Hey. I just finished my studies under a two-year MPhil at Oxford, fully funded under a joint faculty (Classics) and college scholarship.
I have no idea about statistics for your target faculty (English, presumably) and the sitch is likely to vary a lot from faculty to faculty.
In terms of what you do now, there's no harm in saving up and frankly, you can't rely on getting funding, so I would say earn money if you can at all (you might only get partial funding, as well).
My advice would be as follows:-
- Are you aiming for/have you got a first at undergrad? I think for most master's degrees Oxford wants a first or at least a "strong upper second". Obviously a first is better.
- This is unlikely to be a strict numbers game, e.g. 'we don't consider anyone whose average marks was under 75' etc. As you can imagine, the assessors will look at your application in the round. So, while good grades are obviously important, I am not sure it's helpful to try and work out how they are used. I doubt that any rigid and systematic sifting process exists beyond what the course webpages say about the required grades for whatever degree course you're looking at.
- If you want to get funding you need to ensure your application shines in every possible way. (1) Did you get any awards or commendations, e.g. dean's list?
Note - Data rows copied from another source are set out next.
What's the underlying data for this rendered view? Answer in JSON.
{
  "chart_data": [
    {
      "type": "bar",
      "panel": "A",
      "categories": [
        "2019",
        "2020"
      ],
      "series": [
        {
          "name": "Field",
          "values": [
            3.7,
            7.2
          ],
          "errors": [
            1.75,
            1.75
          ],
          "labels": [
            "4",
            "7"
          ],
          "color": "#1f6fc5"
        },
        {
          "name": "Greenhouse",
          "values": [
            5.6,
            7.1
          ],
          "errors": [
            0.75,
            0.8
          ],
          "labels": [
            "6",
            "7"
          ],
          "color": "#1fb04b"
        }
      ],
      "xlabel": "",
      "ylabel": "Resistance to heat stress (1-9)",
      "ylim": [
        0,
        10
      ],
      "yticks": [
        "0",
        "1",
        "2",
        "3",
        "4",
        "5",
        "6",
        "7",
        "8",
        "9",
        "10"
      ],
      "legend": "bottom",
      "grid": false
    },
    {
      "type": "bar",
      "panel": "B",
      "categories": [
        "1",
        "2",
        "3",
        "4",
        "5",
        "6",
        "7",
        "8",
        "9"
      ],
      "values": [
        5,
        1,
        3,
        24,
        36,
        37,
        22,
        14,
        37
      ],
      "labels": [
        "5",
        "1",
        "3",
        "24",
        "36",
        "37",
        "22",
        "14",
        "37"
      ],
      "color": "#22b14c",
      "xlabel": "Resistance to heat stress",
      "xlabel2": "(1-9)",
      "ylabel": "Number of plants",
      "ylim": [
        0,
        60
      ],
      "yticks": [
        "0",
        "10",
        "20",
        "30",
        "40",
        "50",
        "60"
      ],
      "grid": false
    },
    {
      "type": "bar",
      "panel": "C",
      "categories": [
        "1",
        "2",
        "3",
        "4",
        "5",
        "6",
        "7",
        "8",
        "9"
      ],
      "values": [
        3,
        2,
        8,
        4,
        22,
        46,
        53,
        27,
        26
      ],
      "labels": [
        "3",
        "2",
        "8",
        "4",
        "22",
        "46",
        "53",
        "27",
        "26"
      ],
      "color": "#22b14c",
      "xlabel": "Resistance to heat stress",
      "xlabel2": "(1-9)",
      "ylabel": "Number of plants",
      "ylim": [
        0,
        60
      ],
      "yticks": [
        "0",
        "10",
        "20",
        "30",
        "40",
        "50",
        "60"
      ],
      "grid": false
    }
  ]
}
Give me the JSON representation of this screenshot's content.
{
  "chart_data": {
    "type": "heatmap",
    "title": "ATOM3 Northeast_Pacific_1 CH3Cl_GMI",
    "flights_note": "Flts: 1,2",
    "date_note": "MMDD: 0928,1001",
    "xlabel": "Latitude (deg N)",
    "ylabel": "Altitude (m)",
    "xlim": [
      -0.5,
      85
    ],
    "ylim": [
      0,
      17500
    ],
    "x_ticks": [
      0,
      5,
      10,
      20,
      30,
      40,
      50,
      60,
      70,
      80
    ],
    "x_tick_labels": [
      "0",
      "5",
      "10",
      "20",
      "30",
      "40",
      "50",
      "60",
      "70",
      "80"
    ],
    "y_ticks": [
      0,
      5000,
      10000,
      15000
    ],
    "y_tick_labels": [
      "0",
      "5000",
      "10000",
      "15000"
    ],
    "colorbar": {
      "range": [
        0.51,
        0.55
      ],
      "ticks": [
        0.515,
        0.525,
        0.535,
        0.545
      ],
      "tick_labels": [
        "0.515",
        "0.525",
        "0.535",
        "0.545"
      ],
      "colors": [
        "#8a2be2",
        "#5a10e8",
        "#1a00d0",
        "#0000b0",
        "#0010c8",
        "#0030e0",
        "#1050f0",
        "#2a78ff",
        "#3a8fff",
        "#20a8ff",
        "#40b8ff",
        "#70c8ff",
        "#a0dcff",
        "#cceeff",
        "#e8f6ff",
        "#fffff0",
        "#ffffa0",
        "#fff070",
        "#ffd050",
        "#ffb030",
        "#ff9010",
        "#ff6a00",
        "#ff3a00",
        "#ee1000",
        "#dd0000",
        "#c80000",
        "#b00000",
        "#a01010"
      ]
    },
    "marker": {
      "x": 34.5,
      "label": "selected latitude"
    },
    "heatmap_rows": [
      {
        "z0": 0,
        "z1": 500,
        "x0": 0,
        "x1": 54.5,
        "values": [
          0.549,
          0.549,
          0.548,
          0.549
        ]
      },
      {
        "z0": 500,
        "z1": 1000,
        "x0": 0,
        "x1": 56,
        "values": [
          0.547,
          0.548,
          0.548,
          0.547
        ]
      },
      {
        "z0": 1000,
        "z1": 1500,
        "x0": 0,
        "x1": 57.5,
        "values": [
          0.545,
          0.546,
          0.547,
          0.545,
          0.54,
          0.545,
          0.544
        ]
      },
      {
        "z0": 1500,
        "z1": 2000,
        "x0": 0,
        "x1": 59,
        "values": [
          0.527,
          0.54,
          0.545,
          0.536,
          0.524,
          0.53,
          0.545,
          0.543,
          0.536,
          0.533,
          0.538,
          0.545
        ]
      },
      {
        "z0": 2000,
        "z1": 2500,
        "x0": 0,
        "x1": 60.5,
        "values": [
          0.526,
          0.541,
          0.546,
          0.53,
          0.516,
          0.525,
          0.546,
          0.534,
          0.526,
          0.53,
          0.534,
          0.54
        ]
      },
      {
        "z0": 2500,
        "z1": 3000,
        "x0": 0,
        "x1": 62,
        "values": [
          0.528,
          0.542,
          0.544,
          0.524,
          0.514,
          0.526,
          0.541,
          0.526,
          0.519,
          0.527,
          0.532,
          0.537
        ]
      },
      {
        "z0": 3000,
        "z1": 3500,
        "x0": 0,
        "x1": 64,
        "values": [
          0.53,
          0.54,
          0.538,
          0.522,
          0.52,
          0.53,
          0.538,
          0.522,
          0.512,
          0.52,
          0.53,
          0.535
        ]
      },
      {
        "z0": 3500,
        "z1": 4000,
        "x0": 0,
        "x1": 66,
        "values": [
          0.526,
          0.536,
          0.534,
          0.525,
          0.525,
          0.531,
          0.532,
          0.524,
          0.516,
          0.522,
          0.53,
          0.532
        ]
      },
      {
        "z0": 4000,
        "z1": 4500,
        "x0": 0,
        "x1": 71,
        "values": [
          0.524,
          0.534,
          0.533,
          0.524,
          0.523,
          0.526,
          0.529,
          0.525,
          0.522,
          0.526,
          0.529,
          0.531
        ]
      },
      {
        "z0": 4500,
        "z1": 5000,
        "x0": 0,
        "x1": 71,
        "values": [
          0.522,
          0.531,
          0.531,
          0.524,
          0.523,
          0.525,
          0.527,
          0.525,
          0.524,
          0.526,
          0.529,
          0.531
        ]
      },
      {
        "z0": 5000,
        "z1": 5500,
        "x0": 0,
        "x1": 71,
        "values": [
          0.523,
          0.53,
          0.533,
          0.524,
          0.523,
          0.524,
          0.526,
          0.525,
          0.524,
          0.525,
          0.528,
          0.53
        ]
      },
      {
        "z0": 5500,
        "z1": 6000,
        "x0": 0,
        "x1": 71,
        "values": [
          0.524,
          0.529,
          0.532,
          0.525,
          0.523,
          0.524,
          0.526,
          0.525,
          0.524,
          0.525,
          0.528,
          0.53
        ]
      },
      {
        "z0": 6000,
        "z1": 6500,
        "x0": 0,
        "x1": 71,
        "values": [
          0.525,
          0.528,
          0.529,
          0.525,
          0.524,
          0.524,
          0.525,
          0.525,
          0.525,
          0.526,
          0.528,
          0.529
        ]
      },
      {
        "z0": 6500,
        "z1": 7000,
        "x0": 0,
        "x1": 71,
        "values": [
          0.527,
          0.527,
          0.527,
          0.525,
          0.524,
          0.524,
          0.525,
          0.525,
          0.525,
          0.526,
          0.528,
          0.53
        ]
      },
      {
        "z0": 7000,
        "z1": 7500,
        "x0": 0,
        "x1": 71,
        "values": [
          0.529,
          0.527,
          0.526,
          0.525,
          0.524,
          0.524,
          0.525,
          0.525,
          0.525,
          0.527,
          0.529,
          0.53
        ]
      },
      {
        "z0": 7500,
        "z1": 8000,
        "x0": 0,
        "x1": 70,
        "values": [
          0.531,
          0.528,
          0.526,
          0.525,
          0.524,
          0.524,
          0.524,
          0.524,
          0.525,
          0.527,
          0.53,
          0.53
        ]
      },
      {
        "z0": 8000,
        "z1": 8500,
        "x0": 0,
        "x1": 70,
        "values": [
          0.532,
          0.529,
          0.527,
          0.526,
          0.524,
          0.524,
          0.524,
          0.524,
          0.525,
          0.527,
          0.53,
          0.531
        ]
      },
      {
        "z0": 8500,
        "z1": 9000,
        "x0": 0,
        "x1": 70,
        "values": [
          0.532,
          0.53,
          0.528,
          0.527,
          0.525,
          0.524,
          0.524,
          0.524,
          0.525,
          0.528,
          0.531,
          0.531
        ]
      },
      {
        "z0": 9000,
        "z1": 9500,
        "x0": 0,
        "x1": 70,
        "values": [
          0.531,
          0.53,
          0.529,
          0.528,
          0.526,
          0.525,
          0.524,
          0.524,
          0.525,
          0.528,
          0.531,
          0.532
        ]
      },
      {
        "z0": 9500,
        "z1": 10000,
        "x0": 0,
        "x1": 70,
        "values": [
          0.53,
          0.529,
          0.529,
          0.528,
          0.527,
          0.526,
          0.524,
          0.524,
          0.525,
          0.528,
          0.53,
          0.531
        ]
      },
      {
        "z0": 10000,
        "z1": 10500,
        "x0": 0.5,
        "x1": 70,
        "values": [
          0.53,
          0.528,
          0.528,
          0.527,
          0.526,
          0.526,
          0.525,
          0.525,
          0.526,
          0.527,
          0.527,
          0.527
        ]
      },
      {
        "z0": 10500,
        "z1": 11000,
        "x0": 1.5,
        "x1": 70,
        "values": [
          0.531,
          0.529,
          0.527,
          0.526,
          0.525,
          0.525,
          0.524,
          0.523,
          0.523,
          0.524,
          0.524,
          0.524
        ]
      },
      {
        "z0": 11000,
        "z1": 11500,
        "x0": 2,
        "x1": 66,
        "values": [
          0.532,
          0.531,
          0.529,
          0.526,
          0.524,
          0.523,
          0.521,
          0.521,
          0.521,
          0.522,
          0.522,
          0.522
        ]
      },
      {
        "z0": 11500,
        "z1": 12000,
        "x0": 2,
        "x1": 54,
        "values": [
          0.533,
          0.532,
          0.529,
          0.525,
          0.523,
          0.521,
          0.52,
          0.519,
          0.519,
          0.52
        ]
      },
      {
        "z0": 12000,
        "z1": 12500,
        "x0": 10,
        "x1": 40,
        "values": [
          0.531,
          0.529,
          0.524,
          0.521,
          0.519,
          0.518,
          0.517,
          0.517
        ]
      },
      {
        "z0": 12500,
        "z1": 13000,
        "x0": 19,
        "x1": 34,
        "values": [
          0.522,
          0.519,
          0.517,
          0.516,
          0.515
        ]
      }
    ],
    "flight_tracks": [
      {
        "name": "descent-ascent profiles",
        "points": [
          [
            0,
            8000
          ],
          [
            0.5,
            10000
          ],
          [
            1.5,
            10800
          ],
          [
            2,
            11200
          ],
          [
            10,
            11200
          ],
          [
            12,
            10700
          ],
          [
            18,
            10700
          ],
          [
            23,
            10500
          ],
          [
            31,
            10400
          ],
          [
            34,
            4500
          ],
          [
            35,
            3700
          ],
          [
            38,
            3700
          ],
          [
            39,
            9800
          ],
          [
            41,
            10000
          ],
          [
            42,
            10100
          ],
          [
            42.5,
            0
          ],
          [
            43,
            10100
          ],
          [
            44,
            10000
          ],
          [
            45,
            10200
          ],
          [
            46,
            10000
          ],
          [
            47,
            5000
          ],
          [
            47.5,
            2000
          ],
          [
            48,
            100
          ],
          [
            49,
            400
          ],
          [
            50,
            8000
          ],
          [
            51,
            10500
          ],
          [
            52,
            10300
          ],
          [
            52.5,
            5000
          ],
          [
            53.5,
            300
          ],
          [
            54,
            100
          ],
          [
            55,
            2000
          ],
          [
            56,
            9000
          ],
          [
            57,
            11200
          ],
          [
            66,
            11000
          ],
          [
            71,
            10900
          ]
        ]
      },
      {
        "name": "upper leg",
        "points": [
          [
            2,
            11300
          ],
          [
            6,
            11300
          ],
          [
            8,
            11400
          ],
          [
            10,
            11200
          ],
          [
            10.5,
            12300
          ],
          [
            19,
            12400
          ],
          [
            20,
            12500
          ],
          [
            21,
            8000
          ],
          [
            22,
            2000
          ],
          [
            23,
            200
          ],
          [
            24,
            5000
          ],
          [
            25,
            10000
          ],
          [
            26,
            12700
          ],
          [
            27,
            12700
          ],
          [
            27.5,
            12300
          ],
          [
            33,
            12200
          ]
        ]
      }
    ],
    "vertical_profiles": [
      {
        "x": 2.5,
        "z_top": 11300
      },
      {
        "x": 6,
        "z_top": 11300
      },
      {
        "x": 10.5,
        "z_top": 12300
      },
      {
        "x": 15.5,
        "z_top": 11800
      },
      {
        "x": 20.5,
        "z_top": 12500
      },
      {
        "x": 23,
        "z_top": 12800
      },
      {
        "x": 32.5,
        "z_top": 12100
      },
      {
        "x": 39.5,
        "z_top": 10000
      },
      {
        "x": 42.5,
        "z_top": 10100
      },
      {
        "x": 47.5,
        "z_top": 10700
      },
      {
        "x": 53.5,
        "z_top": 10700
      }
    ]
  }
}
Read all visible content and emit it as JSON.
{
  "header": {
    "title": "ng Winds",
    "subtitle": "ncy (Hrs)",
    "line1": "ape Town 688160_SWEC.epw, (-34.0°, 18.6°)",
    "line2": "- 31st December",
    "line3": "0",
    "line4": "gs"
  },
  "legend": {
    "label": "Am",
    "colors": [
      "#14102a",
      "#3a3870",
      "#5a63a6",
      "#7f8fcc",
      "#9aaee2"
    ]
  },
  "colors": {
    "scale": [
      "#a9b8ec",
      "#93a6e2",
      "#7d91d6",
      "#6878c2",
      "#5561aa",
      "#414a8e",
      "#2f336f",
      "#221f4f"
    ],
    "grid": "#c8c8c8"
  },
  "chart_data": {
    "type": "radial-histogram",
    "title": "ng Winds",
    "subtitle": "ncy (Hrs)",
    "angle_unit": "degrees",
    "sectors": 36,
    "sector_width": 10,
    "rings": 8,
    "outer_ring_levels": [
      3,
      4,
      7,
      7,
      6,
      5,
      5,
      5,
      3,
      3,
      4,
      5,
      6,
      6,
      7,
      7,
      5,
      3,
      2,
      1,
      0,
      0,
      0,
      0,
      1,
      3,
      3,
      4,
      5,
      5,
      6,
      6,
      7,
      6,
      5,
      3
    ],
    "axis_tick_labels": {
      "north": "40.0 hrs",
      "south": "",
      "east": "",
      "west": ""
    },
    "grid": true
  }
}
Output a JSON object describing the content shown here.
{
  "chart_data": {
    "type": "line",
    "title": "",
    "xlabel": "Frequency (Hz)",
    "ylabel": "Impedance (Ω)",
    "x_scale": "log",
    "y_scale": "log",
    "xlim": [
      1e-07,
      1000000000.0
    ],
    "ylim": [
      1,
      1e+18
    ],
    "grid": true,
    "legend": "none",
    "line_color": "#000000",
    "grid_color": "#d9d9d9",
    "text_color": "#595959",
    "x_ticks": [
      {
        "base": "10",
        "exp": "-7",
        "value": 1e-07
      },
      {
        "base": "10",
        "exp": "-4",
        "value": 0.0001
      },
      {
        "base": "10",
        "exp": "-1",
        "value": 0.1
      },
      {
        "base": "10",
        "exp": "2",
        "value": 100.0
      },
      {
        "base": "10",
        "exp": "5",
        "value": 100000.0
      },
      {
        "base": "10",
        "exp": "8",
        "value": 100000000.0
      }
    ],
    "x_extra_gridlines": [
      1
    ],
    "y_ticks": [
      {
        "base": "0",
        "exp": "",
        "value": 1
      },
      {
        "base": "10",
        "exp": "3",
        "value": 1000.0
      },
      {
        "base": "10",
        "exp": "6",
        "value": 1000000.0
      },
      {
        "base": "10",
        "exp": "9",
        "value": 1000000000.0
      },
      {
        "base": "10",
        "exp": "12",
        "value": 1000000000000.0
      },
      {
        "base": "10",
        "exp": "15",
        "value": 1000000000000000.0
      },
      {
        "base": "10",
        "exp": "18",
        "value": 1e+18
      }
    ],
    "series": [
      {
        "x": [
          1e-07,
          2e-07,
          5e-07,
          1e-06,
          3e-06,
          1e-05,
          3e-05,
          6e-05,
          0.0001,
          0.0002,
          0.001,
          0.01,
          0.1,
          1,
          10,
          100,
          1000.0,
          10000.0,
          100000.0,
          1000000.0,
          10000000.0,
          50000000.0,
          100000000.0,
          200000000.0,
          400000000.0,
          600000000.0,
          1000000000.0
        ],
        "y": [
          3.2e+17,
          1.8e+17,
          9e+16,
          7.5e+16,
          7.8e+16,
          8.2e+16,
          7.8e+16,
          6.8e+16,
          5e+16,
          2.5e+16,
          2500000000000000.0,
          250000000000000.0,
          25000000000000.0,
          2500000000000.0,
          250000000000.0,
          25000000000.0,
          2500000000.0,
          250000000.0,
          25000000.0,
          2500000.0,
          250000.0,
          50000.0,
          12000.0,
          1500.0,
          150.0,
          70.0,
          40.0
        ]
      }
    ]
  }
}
Mention them prominently. (2) Have prestigious referees (if possible!) (3) Have a sexy research proposal - something that screams 'you will want to fund this because it's relevant, original and timely'. (4) Mention any side skills, aptitudes or aspects of your background which make you particularly apt to undertake the research you propose.
- If you want to clarify how much funding is available at the faculty you would be applying to, then ask a relevant person, e.g. whoever is in charge of graduate admissions. Either by email or at an open day. "How many of your master's intake get fully or partly funded by the university or a college?" should do it. (You really should go to a graduate open day at the faculty if you get the chance. And don't be afraid to ask lots of questions about funding. In my experience many people in your position don't have a clue about funding and don't ask about it. Don't be one of those people)
- Don't despair. The good thing about Oxford PG funding (although generally speaking, there's less available for master's degrees than for doctoral degrees) is that, moreso than Cambridge, the university is prepared to mix and match funding from different funding pots in order to ensure people get the amount of funding it seem they deserve. And they can surprise you. I was told about 2 out of 40 people in the faculty master's intake got full funding from the university or a college. Did I think I deserved to be in that 5%? Hell no. I'm nobody's idea of a perfect student. And yet, it happened.
If you want I can ask English faculty peeps for more info. Hope that helps.